病院の問診票が、医師の判断に必要な情報を先回りして整理しているように、AI に渡す情報も型を持っておくと考えやすくなります。大きく4つです。

  1. 目的:誰に向けて、何を達成したいのか。これが終わったら次に何が起きるのか。
  2. 前提:今どういう状況か。関係する人物・組織、過去の経緯、すでに決まっていること。
  3. 制約:守るべきルール、避けるべきこと。触ってはいけないファイル、守るべきフォーマット、時間や予算の制約。
  4. 成果物:どんな形で出してほしいか。長さ、トーン、参考にしてほしい既存資料。

この4つを意識するだけで、アウトプットは大きく変わります。

Claude Codeには、情報を渡す入り口が3つある

Claude Code には、コンテキストを渡すための仕組みが用意されています。情報の「変わりにくさ」で使い分けると整理できます。

毎回変わらないプロジェクトの前提は CLAUDE.md に。今日だけの事情はプロンプトに。現物があるものはファイルや画像で。この3つを押さえれば、ほとんどの場面をカバーできます。

変わらない前提は CLAUDE.md に書く

プロジェクトのルートに CLAUDE.md を置くと、Claude Code は毎回それを読んでから作業を始めます。「何を作っているか」「コードスタイルのルール」「使ってはいけないもの」など、毎回繰り返したくない前提をここに書いておけば、言わなくても守ってくれる状態をつくれます。

ただし CLAUDE.md は毎回読み込まれるため、太らせすぎは禁物です。Anthropic 公式も「肥大化した CLAUDE.md は、Claude が本来の指示を無視する原因になる」と注意しています。判断基準は次のとおりです。

入れるべき 入れるべきでない
Claude が推測できないコマンド コードを読めば分かること
デフォルトと違うコードスタイル 言語の標準的な慣習
テスト方法・推奨ランナー 詳細な API ドキュメント(リンクで足りる)
リポジトリのお作法(ブランチ名・PR規約) 頻繁に変わる情報
プロジェクト固有の設計判断 長い解説やチュートリアル
自明でない落とし穴 「きれいに書け」のような自明なこと

ときどきしか使わないドメイン知識やワークフローは、CLAUDE.md ではなく Skills に置くことも公式に推奨されています。必要なときだけ読み込まれるので、毎回のコンテキストを汚さずに済みます。

今日だけの事情はプロンプトに含める

ゴール・相手・締切など、毎回変わる情報はプロンプトに入れます。具体的に伝えるほど、やり直しが減ります。

たとえば「資料を作って」ではなく、「来週火曜の社長定例で使う第1四半期の振り返り資料を、A4 2枚以内・箇条書き中心で。

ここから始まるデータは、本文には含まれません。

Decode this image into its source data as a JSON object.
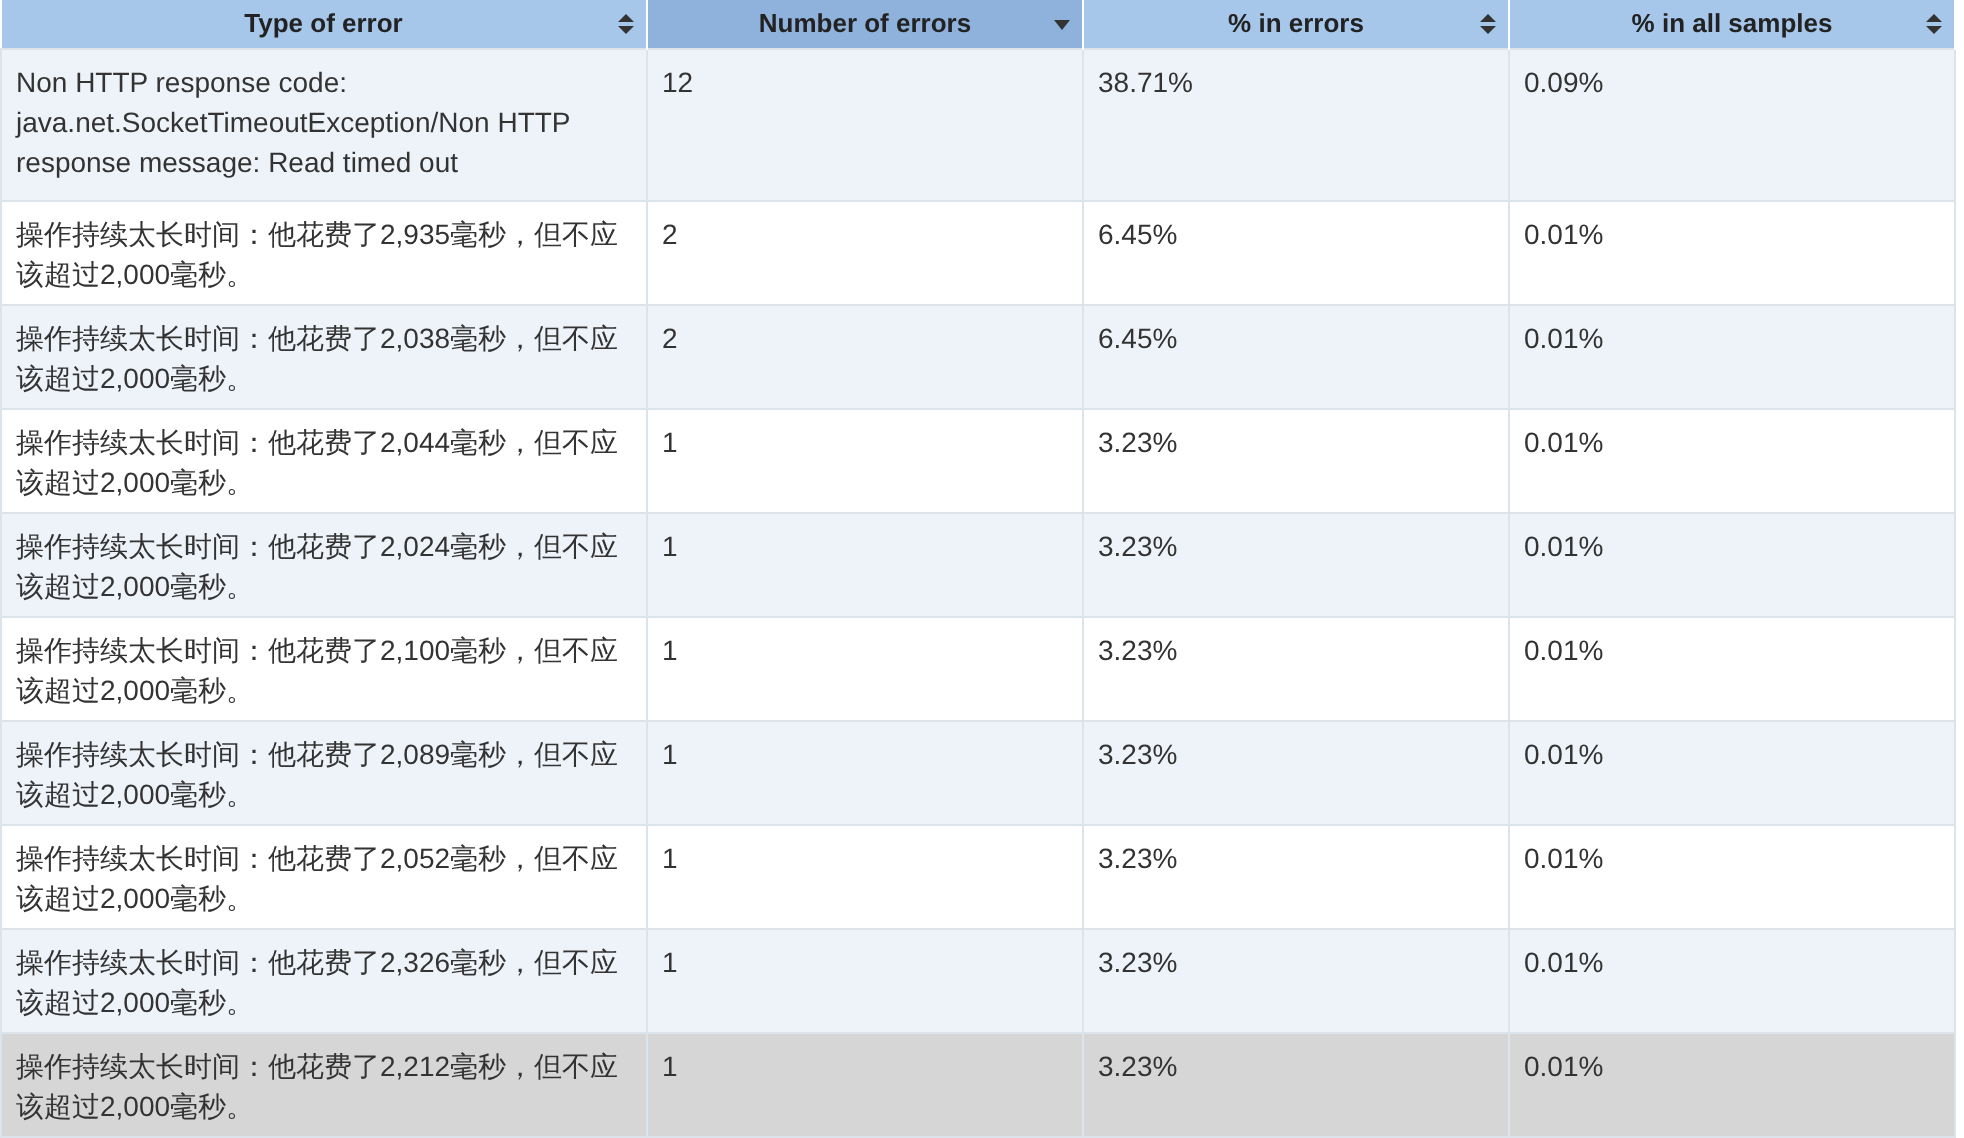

過去の議事録は docs/meetings/ を参照」。前者と後者で返ってくるものは、まるで違います。

現物があるものはファイルや画像で見せる

「過去のメールを参考に返信を書いて」なら、過去のメールをそのまま渡す。「この資料のトーンに合わせて」なら、その資料を読ませる。口頭で説明するより、現物を見せるほうが速くて正確です。エラー画面やデザイン案のように、文章にしづらいものは画像で渡すと早く伝わります。

何を渡せばいいか分からないときは、AIに集めさせる

そもそも「何が必要な情報か」を自分で判断できない場面もあります。初めての領域で何を伝えればいいか分からない、過去の経緯が複雑で整理しきれない、といったケースです。こうしたときは、コンテキストづくり自体を AI に任せられます。

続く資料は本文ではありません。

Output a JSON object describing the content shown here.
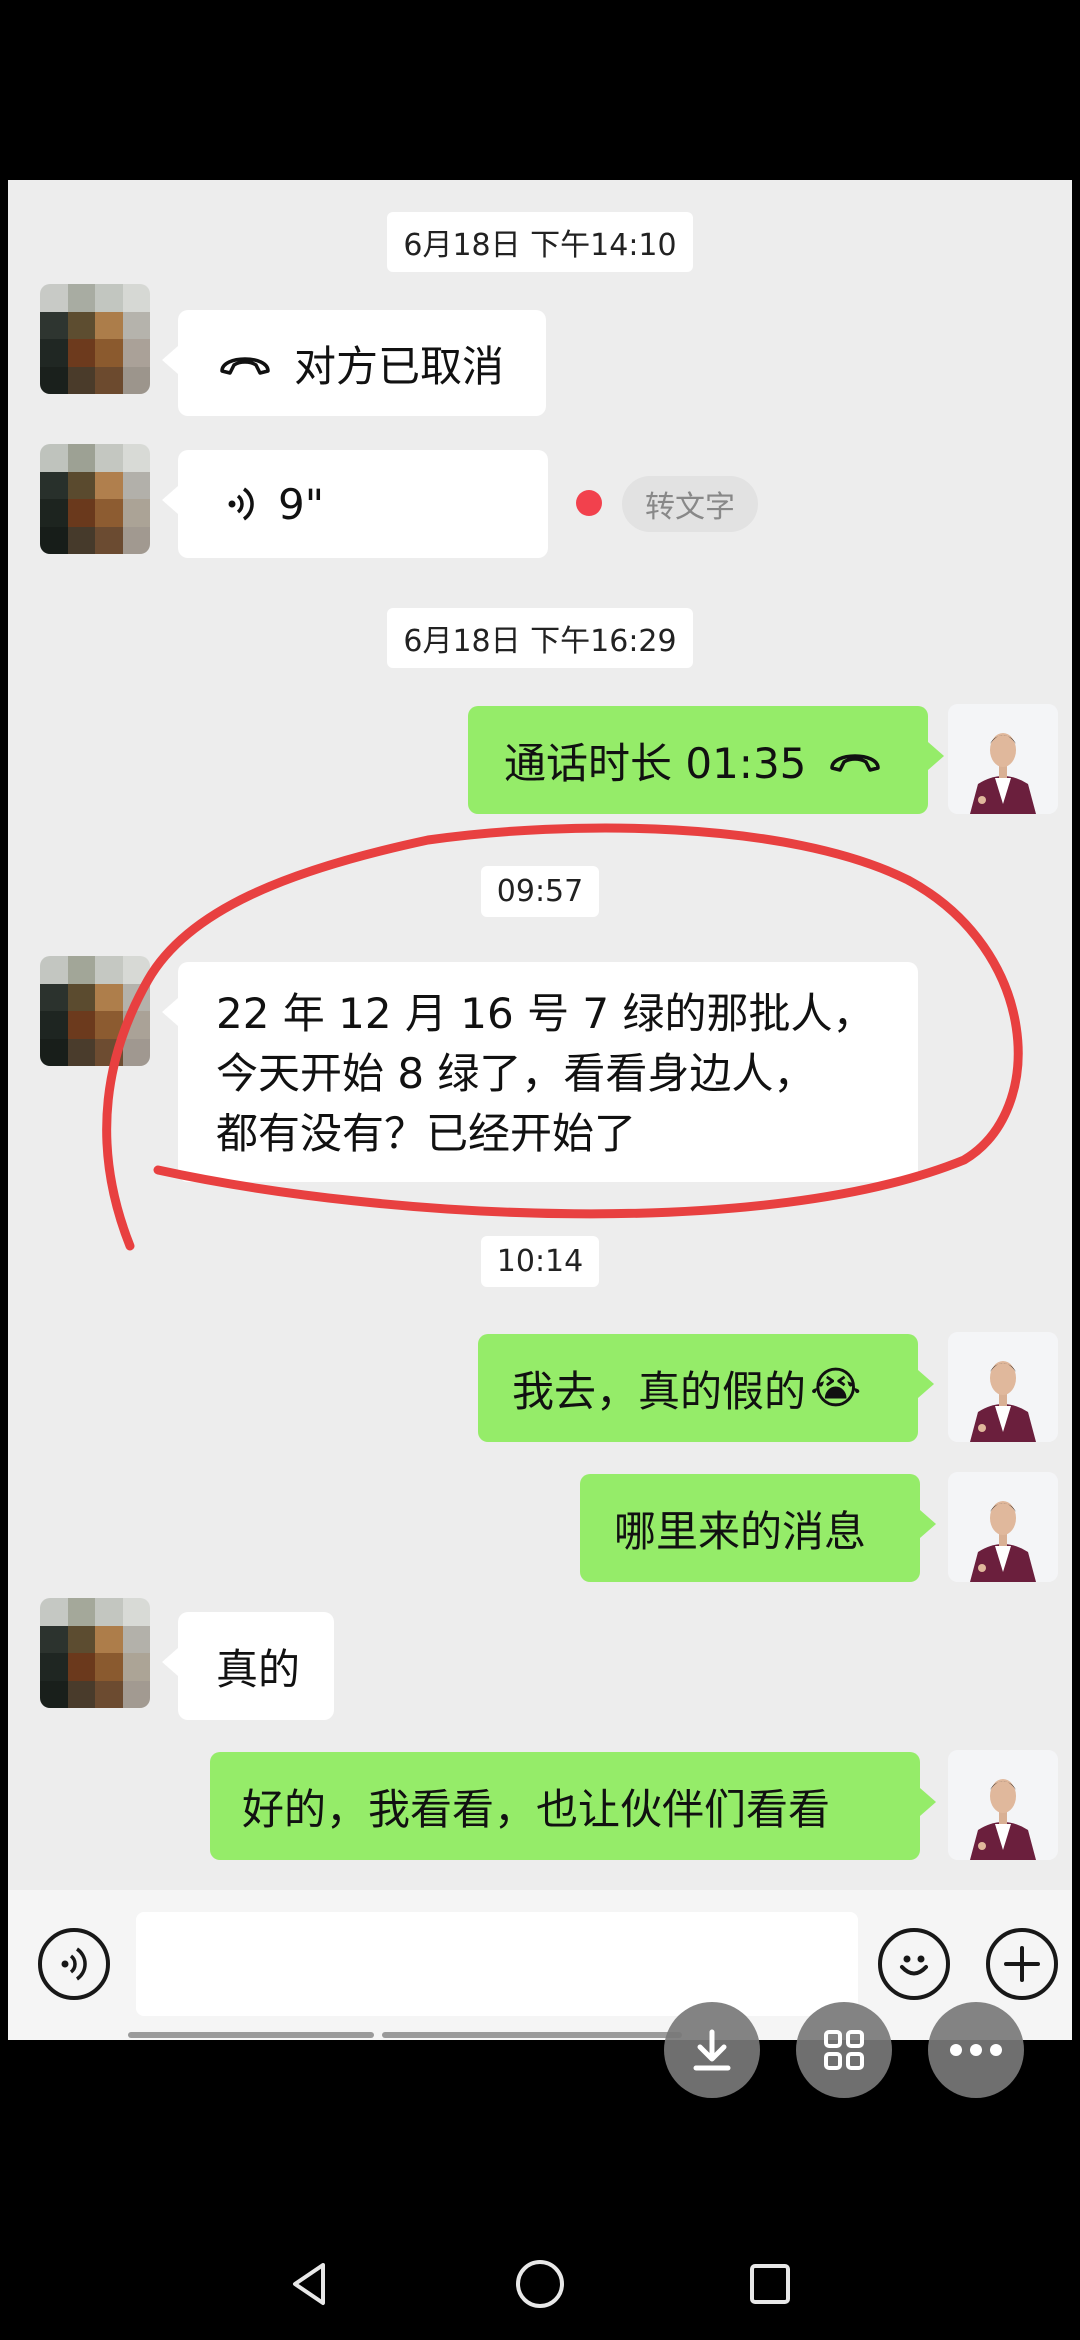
{
  "chat": {
    "timestamps": [
      "6月18日 下午14:10",
      "6月18日 下午16:29",
      "09:57",
      "10:14"
    ],
    "messages": {
      "call_cancelled": "对方已取消",
      "voice_duration": "9\"",
      "voice_to_text": "转文字",
      "call_duration": "通话时长 01:35",
      "long_line1": "22 年 12 月 16 号 7 绿的那批人，",
      "long_line2": "今天开始 8 绿了，看看身边人，",
      "long_line3": "都有没有？已经开始了",
      "me_1": "我去，真的假的",
      "me_1_emoji": "😭",
      "me_2": "哪里来的消息",
      "other_reply": "真的",
      "me_3": "好的，我看看，也让伙伴们看看"
    }
  },
  "colors": {
    "chat_background": "#ededed",
    "bubble_sent": "#95ec69",
    "bubble_received": "#ffffff",
    "annotation_circle": "#e84040",
    "unread_dot": "#f2414d"
  },
  "icons": {
    "call_end": "phone-hangup-icon",
    "voice": "voice-wave-icon",
    "voice_input": "voice-input-icon",
    "emoji": "emoji-icon",
    "more": "plus-icon",
    "download": "download-icon",
    "grid": "grid-icon",
    "menu": "more-dots-icon",
    "back": "back-triangle-icon",
    "home": "home-circle-icon",
    "recents": "recents-square-icon"
  }
}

ひとつは、逆質問してもらう方法です。依頼に「今の情報で足りますか。追加で必要な情報があれば先に質問してください」と添えれば、AI 側から不足を指摘してもらえます。もうひとつは、調査ごと任せる方法です。「docs/ 以下から社内ルールに該当しそうなものを探して、それに沿った提案書を作って」のように、情報集めから生成までをまとめて依頼できます。

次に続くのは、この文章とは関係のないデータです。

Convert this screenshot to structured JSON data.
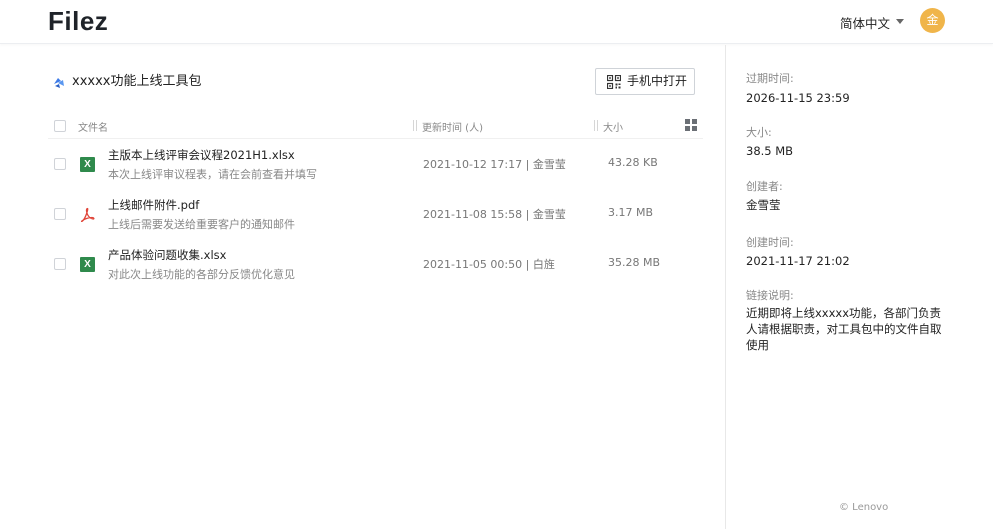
{
  "app": {
    "logo": "Filez"
  },
  "header": {
    "language": "简体中文",
    "avatar_initial": "金"
  },
  "folder": {
    "title": "xxxxx功能上线工具包"
  },
  "toolbar": {
    "open_mobile_label": "手机中打开"
  },
  "table": {
    "columns": {
      "name": "文件名",
      "updated": "更新时间 (人)",
      "size": "大小"
    },
    "rows": [
      {
        "name": "主版本上线评审会议程2021H1.xlsx",
        "description": "本次上线评审议程表，请在会前查看并填写",
        "updated": "2021-10-12 17:17 | 金雪莹",
        "size": "43.28 KB",
        "type": "xlsx",
        "icon_label": "X"
      },
      {
        "name": "上线邮件附件.pdf",
        "description": "上线后需要发送给重要客户的通知邮件",
        "updated": "2021-11-08 15:58 | 金雪莹",
        "size": "3.17 MB",
        "type": "pdf",
        "icon_label": ""
      },
      {
        "name": "产品体验问题收集.xlsx",
        "description": "对此次上线功能的各部分反馈优化意见",
        "updated": "2021-11-05 00:50 | 白旌",
        "size": "35.28 MB",
        "type": "xlsx",
        "icon_label": "X"
      }
    ]
  },
  "details": {
    "expire_label": "过期时间:",
    "expire_value": "2026-11-15 23:59",
    "size_label": "大小:",
    "size_value": "38.5 MB",
    "creator_label": "创建者:",
    "creator_value": "金雪莹",
    "created_label": "创建时间:",
    "created_value": "2021-11-17 21:02",
    "link_desc_label": "链接说明:",
    "link_desc_value": "近期即将上线xxxxx功能，各部门负责人请根据职责，对工具包中的文件自取使用"
  },
  "footer": {
    "copyright": "© Lenovo"
  },
  "colors": {
    "avatar": "#f0b54a",
    "excel": "#2f8a4c",
    "pdf": "#e0463a",
    "folder": "#3d7be8"
  }
}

前提知識がない領域では、まず AI にリサーチさせ、その結果を自分が読んで理解してから本来の依頼を投げると、結果が安定します。

つまずきやすいのは、この4つ

最後に、よくある失敗を挙げておきます。多くは「渡す情報の過不足」に集約されます。

  • 「言わなくても分かるはず」と省略してしまう:依頼前に、自分の頭の中にあって AI が知らないことを書き出してみる。
  • CLAUDE.md やプロンプトが古いまま放置される:プロジェクトの節目で見直し、消しても困らないルールは削る。
  • 無関係な情報まで大量に渡す:関係しそうなものはざっと渡してよいが、無関係な情報はノイズになる(Context rot)。
  • 完璧なコンテキストを自分で用意することにこだわりすぎる:分からないことは AI に聞く・調べさせるのも選択肢に入れる。

まとめ:察してもらうのをやめて、差分を渡す

要点を振り返ります。

  • AI は察してくれないので、必要な情報を渡す。これは AI が賢くなっても変わらない。
  • 渡すべきは「相手がすでに知っている前提との差分」。AI は差分が大きいので、こちらから埋める。
  • 量は、原則は「最小限に絞る」。実務では「ざっと渡して整理を AI に任せる」も有効。ただし毎回読まれる CLAUDE.md はスリムに保つ。
  • 何を渡せばいいか分からないときは、AI 自身に集めさせる・作ってもらう。
  • 一発で完璧を期待せず、対話で精度を上げていく。

出力がいまひとつのときは、AI を責める前に「そもそも必要な情報をちゃんと渡せていたか」を一度振り返ってみてください。伸びしろは、多くの場合、渡し方のほうにあります。